The Problem That Made Me Build This
I built a three-agent pipeline that worked great for short tasks. But the moment the conversation dragged on and an agent needed to recall a past decision, the whole thing fell apart.
Here is exactly how it broke: Agent_Planner would decide the project should use PostgreSQL. Then, twenty turns of “sounds good” and “I’ll get to it” would pass. Eventually, Agent_Reviewer would pipe up and ask what storage technology we were using. Even with the entire raw transcript sitting right there in the context window, the agent couldn’t answer reliably.
I was running this pipeline locally as a side project for EmiTechLogic just to see how far I could push multi-agent coordination before it hit a wall. Turns out, it didn’t take very long.
Initially, I assumed this was just a model limitation. It isn’t. It is a memory architecture problem that usually triggers one of two massive headaches depending on how you try to fix it.

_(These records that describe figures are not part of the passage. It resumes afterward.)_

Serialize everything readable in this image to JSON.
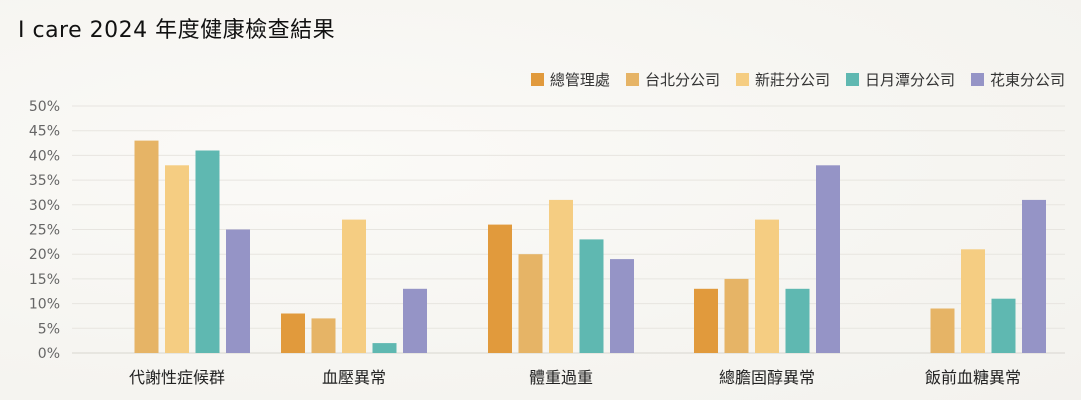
{
  "title": "I care 2024 年度健康檢查結果",
  "chart_data": {
    "type": "bar",
    "title": "I care 2024 年度健康檢查結果",
    "categories": [
      "代謝性症候群",
      "血壓異常",
      "體重過重",
      "總膽固醇異常",
      "飯前血糖異常"
    ],
    "series": [
      {
        "name": "總管理處",
        "color": "#e19a3c",
        "values": [
          null,
          8,
          26,
          13,
          null
        ]
      },
      {
        "name": "台北分公司",
        "color": "#e6b466",
        "values": [
          43,
          7,
          20,
          15,
          9
        ]
      },
      {
        "name": "新莊分公司",
        "color": "#f5cd82",
        "values": [
          38,
          27,
          31,
          27,
          21
        ]
      },
      {
        "name": "日月潭分公司",
        "color": "#5fb8b1",
        "values": [
          41,
          2,
          23,
          13,
          11
        ]
      },
      {
        "name": "花東分公司",
        "color": "#9594c6",
        "values": [
          25,
          13,
          19,
          38,
          31
        ]
      }
    ],
    "ylim": [
      0,
      50
    ],
    "yticks": [
      "0%",
      "5%",
      "10%",
      "15%",
      "20%",
      "25%",
      "30%",
      "35%",
      "40%",
      "45%",
      "50%"
    ],
    "xlabel": "",
    "ylabel": "",
    "grid": true,
    "legend_position": "top-right"
  }
}
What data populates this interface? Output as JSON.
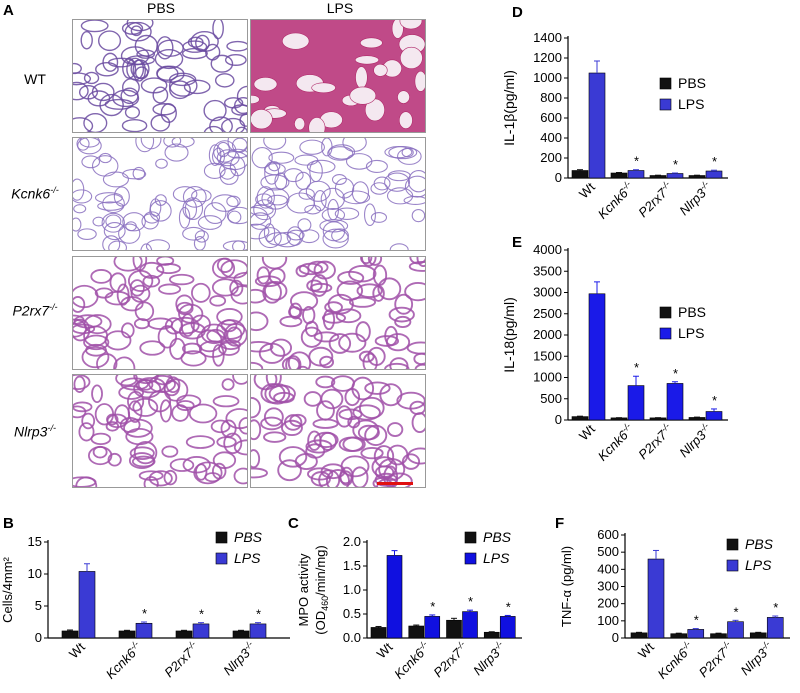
{
  "panel_a": {
    "letter": "A",
    "columns": [
      "PBS",
      "LPS"
    ],
    "rows": [
      "WT",
      "Kcnk6",
      "P2rx7",
      "Nlrp3"
    ],
    "superscript": "-/-"
  },
  "chart_data": [
    {
      "panel": "B",
      "type": "bar",
      "categories": [
        "Wt",
        "Kcnk6",
        "P2rx7",
        "Nlrp3"
      ],
      "category_sup": [
        "",
        "-/-",
        "-/-",
        "-/-"
      ],
      "category_italic": [
        false,
        true,
        true,
        true
      ],
      "ylabel": "Cells/4mm²",
      "ylim": [
        0,
        15
      ],
      "yticks": [
        0,
        5,
        10,
        15
      ],
      "legend_italic": true,
      "series": [
        {
          "name": "PBS",
          "color": "#111111",
          "values": [
            1.1,
            1.1,
            1.1,
            1.1
          ],
          "errors": [
            0.15,
            0.1,
            0.1,
            0.1
          ]
        },
        {
          "name": "LPS",
          "color": "#3a3ad4",
          "values": [
            10.4,
            2.3,
            2.2,
            2.2
          ],
          "errors": [
            1.2,
            0.2,
            0.2,
            0.2
          ]
        }
      ],
      "significance": [
        "",
        "*",
        "*",
        "*"
      ]
    },
    {
      "panel": "C",
      "type": "bar",
      "categories": [
        "Wt",
        "Kcnk6",
        "P2rx7",
        "Nlrp3"
      ],
      "category_sup": [
        "",
        "-/-",
        "-/-",
        "-/-"
      ],
      "category_italic": [
        false,
        true,
        true,
        true
      ],
      "ylabel_line1": "MPO activity",
      "ylabel_line2_pre": "(OD",
      "ylabel_line2_sub": "460",
      "ylabel_line2_post": "/min/mg)",
      "ylim": [
        0,
        2.0
      ],
      "yticks": [
        "0.0",
        "0.5",
        "1.0",
        "1.5",
        "2.0"
      ],
      "legend_italic": true,
      "series": [
        {
          "name": "PBS",
          "color": "#111111",
          "values": [
            0.22,
            0.25,
            0.37,
            0.12
          ],
          "errors": [
            0.02,
            0.02,
            0.04,
            0.01
          ]
        },
        {
          "name": "LPS",
          "color": "#1010e0",
          "values": [
            1.72,
            0.45,
            0.55,
            0.45
          ],
          "errors": [
            0.1,
            0.03,
            0.03,
            0.02
          ]
        }
      ],
      "significance": [
        "",
        "*",
        "*",
        "*"
      ]
    },
    {
      "panel": "D",
      "type": "bar",
      "categories": [
        "Wt",
        "Kcnk6",
        "P2rx7",
        "Nlrp3"
      ],
      "category_sup": [
        "",
        "-/-",
        "-/-",
        "-/-"
      ],
      "category_italic": [
        false,
        true,
        true,
        true
      ],
      "ylabel": "IL-1β(pg/ml)",
      "ylim": [
        0,
        1400
      ],
      "yticks": [
        0,
        200,
        400,
        600,
        800,
        1000,
        1200,
        1400
      ],
      "legend_italic": false,
      "series": [
        {
          "name": "PBS",
          "color": "#111111",
          "values": [
            75,
            50,
            25,
            25
          ],
          "errors": [
            8,
            5,
            3,
            3
          ]
        },
        {
          "name": "LPS",
          "color": "#3a3ad4",
          "values": [
            1050,
            75,
            45,
            70
          ],
          "errors": [
            120,
            8,
            5,
            8
          ]
        }
      ],
      "significance": [
        "",
        "*",
        "*",
        "*"
      ]
    },
    {
      "panel": "E",
      "type": "bar",
      "categories": [
        "Wt",
        "Kcnk6",
        "P2rx7",
        "Nlrp3"
      ],
      "category_sup": [
        "",
        "-/-",
        "-/-",
        "-/-"
      ],
      "category_italic": [
        false,
        true,
        true,
        true
      ],
      "ylabel": "IL-18(pg/ml)",
      "ylim": [
        0,
        4000
      ],
      "yticks": [
        0,
        500,
        1000,
        1500,
        2000,
        2500,
        3000,
        3500,
        4000
      ],
      "legend_italic": false,
      "series": [
        {
          "name": "PBS",
          "color": "#111111",
          "values": [
            80,
            50,
            50,
            60
          ],
          "errors": [
            10,
            5,
            5,
            8
          ]
        },
        {
          "name": "LPS",
          "color": "#1a1ae8",
          "values": [
            2970,
            810,
            860,
            200
          ],
          "errors": [
            280,
            220,
            40,
            60
          ]
        }
      ],
      "significance": [
        "",
        "*",
        "*",
        "*"
      ]
    },
    {
      "panel": "F",
      "type": "bar",
      "categories": [
        "Wt",
        "Kcnk6",
        "P2rx7",
        "Nlrp3"
      ],
      "category_sup": [
        "",
        "-/-",
        "-/-",
        "-/-"
      ],
      "category_italic": [
        false,
        true,
        true,
        true
      ],
      "ylabel": "TNF-α (pg/ml)",
      "ylim": [
        0,
        600
      ],
      "yticks": [
        0,
        100,
        200,
        300,
        400,
        500,
        600
      ],
      "legend_italic": true,
      "series": [
        {
          "name": "PBS",
          "color": "#111111",
          "values": [
            30,
            25,
            25,
            30
          ],
          "errors": [
            3,
            3,
            3,
            3
          ]
        },
        {
          "name": "LPS",
          "color": "#3a3ad4",
          "values": [
            460,
            50,
            95,
            120
          ],
          "errors": [
            50,
            5,
            8,
            8
          ]
        }
      ],
      "significance": [
        "",
        "*",
        "*",
        "*"
      ]
    }
  ]
}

The Alternative Fix: Vector Search and the Relational Trap
If you switch to vector search, you fix the noise problem but immediately create a different one. A vector store retrieves chunks that look similar to your query; it doesn’t retrieve relationships between facts.
If a key decision lives in one chunk and a critical dependency note about that decision lives in another, a similarity search has no way to combine them—no matter how good your embedding model is.
Both approaches hit different structural ceilings. Instead of guessing which compromise was “good enough,” I decided to measure them both.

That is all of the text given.